Connie lifted open palms. "I think our new grandbaby will be raised differently… my daughter has a clearer idea of the whole problem. Parents are getting wise."
"I hope so," Anna said, thinking of Zachary. At twenty-six, was he drifting too? Going for his doctorate in English Literature? But he worked at Naomi’s Fine Books full time, loading, unloading, shipping, even making deliveries, writing book descriptions for the website. He was self-supporting. He paid his own way – rent, food, tuition. Maybe she and Luke had done something right after all. And Luke, in spite of his philandering, had worked hard as a grocery clerk, always brought home a paycheck. He took care of them. He made it possible for Anna to stay home and be a mom. For that she would always be grateful. Of course, Anna had inherited her grandmother’s house and that had helped with the budget.
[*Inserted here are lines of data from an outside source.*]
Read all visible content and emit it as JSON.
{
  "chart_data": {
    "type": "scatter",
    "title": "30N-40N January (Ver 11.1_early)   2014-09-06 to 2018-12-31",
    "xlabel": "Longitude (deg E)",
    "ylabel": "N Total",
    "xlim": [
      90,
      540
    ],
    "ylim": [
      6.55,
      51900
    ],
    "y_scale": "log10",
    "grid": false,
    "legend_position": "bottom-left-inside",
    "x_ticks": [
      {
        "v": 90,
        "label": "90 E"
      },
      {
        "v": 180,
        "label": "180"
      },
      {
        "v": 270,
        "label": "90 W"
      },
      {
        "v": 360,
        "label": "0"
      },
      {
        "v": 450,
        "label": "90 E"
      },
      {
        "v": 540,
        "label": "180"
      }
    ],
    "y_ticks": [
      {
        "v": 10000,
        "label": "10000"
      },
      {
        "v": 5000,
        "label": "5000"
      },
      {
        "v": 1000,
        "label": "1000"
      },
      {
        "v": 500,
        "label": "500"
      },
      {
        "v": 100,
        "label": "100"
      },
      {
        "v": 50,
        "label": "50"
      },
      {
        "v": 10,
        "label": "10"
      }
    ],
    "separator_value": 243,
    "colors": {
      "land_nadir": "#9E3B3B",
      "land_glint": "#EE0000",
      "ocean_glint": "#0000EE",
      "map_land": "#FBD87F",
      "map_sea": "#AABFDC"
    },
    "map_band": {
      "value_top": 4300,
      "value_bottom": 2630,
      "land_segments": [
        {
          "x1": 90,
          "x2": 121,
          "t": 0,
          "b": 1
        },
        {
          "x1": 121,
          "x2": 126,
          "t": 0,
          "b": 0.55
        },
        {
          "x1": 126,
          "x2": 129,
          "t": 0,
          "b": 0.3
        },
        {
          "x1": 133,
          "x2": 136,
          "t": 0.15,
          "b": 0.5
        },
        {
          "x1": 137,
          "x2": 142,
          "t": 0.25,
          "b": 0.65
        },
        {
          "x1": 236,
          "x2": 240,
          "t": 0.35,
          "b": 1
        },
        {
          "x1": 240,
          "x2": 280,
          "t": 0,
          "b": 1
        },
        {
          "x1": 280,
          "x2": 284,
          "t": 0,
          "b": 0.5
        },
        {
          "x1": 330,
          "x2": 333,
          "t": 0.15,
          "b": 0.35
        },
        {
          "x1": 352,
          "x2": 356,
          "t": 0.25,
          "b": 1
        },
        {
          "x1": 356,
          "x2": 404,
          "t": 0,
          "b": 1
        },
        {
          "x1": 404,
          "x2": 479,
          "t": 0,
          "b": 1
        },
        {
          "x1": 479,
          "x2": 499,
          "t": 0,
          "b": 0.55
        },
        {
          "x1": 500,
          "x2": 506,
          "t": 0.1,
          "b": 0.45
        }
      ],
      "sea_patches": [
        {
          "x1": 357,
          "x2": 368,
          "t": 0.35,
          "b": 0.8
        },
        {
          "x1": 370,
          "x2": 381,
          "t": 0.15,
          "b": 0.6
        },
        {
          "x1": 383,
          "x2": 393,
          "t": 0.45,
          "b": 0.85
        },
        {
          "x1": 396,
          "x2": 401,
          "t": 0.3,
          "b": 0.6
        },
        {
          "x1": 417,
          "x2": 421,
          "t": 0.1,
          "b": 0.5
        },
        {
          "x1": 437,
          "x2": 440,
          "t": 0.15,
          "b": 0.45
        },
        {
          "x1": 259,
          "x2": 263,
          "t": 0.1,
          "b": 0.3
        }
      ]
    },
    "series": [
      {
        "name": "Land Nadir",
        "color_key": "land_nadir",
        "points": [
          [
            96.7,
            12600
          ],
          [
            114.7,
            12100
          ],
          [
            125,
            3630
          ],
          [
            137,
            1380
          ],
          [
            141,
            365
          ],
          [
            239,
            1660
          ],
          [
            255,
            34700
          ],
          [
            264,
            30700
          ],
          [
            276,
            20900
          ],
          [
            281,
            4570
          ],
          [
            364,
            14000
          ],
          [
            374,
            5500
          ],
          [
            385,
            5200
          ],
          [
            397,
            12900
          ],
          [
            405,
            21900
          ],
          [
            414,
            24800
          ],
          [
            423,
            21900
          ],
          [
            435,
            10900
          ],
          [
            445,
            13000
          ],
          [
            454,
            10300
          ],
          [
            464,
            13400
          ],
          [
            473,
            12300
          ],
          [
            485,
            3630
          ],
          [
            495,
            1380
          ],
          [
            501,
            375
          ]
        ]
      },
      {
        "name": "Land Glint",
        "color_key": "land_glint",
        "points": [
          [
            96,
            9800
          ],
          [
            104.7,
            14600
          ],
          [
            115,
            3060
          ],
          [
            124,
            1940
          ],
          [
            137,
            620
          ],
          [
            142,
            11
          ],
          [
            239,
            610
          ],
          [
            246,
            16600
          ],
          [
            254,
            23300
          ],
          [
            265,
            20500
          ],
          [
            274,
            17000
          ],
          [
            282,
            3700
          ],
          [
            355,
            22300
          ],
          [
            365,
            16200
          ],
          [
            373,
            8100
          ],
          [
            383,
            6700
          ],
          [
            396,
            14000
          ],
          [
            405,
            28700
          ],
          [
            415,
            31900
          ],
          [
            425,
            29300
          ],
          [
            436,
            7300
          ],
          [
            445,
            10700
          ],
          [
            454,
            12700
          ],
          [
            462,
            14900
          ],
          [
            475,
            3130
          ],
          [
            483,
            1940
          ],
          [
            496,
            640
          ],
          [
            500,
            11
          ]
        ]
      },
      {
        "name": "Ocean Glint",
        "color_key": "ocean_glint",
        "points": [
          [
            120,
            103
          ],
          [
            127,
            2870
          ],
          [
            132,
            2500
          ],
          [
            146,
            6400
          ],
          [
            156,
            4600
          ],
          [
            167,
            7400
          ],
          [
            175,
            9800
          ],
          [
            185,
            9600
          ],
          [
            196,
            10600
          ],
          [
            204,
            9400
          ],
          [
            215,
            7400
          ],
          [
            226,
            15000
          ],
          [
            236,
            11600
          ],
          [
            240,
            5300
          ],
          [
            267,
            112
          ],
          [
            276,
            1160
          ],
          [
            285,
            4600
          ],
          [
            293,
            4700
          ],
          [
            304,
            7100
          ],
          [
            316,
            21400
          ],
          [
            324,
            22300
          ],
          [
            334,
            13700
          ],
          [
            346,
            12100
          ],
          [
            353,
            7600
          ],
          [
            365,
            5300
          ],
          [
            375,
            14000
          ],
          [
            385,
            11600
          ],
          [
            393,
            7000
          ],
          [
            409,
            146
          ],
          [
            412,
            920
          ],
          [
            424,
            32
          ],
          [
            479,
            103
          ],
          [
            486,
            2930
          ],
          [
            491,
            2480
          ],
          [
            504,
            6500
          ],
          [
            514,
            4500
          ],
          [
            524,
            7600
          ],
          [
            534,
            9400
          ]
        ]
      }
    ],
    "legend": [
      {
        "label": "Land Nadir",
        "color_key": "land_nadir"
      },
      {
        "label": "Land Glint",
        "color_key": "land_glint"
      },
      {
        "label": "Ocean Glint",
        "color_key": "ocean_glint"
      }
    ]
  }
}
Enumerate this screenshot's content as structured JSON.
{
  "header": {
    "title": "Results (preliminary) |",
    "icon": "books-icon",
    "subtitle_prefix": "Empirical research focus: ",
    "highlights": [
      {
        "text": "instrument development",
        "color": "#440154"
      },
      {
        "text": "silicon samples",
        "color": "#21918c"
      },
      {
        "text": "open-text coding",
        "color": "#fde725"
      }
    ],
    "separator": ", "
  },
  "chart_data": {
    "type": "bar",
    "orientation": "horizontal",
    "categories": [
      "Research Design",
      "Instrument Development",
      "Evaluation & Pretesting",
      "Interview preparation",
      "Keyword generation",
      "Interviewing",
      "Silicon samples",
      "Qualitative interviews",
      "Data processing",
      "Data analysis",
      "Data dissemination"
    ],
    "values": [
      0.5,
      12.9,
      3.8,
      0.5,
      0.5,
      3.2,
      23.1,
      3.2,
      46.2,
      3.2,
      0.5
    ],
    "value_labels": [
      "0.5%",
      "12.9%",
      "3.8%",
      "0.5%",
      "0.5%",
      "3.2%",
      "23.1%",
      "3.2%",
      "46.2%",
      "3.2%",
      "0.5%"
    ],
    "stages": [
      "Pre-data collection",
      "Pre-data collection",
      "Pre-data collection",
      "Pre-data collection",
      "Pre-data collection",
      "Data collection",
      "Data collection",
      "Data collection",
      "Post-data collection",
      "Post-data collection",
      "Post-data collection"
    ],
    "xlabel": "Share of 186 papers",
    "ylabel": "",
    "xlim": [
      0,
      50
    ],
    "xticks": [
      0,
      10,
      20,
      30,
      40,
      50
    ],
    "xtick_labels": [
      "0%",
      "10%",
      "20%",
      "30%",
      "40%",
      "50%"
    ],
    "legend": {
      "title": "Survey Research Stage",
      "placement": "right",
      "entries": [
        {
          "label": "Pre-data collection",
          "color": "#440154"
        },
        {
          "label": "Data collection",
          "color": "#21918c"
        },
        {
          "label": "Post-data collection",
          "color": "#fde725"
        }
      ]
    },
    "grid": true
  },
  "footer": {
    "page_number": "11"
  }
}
Carol waved as she left the circuit, heading for her wicker basket. "Bye ladies! Have a good one… see you next time!"
As she left, Terri (the Tiny) stepped in, fiddling with her bar code tag. Terri reminded Anna of a water sprite, always surprised, always happy.
Anna moved to the Ab machine, tightening her stomach muscles, raising the weights and lowering them in time to the tune of I can’t get no satisfaction…
"Seen any good movies?" Terri asked the group hopefully. "I saw a fabulous one last weekend… the best love story… the cast was so so so good… It was called Hana-lani and it took place on Maui…"
Ten minutes later Anna left Curves. She checked her watch. The pageant protest would be starting soon, and she didn’t want to be late. They were depending on her for the signs she had crammed into the back of her Volvo.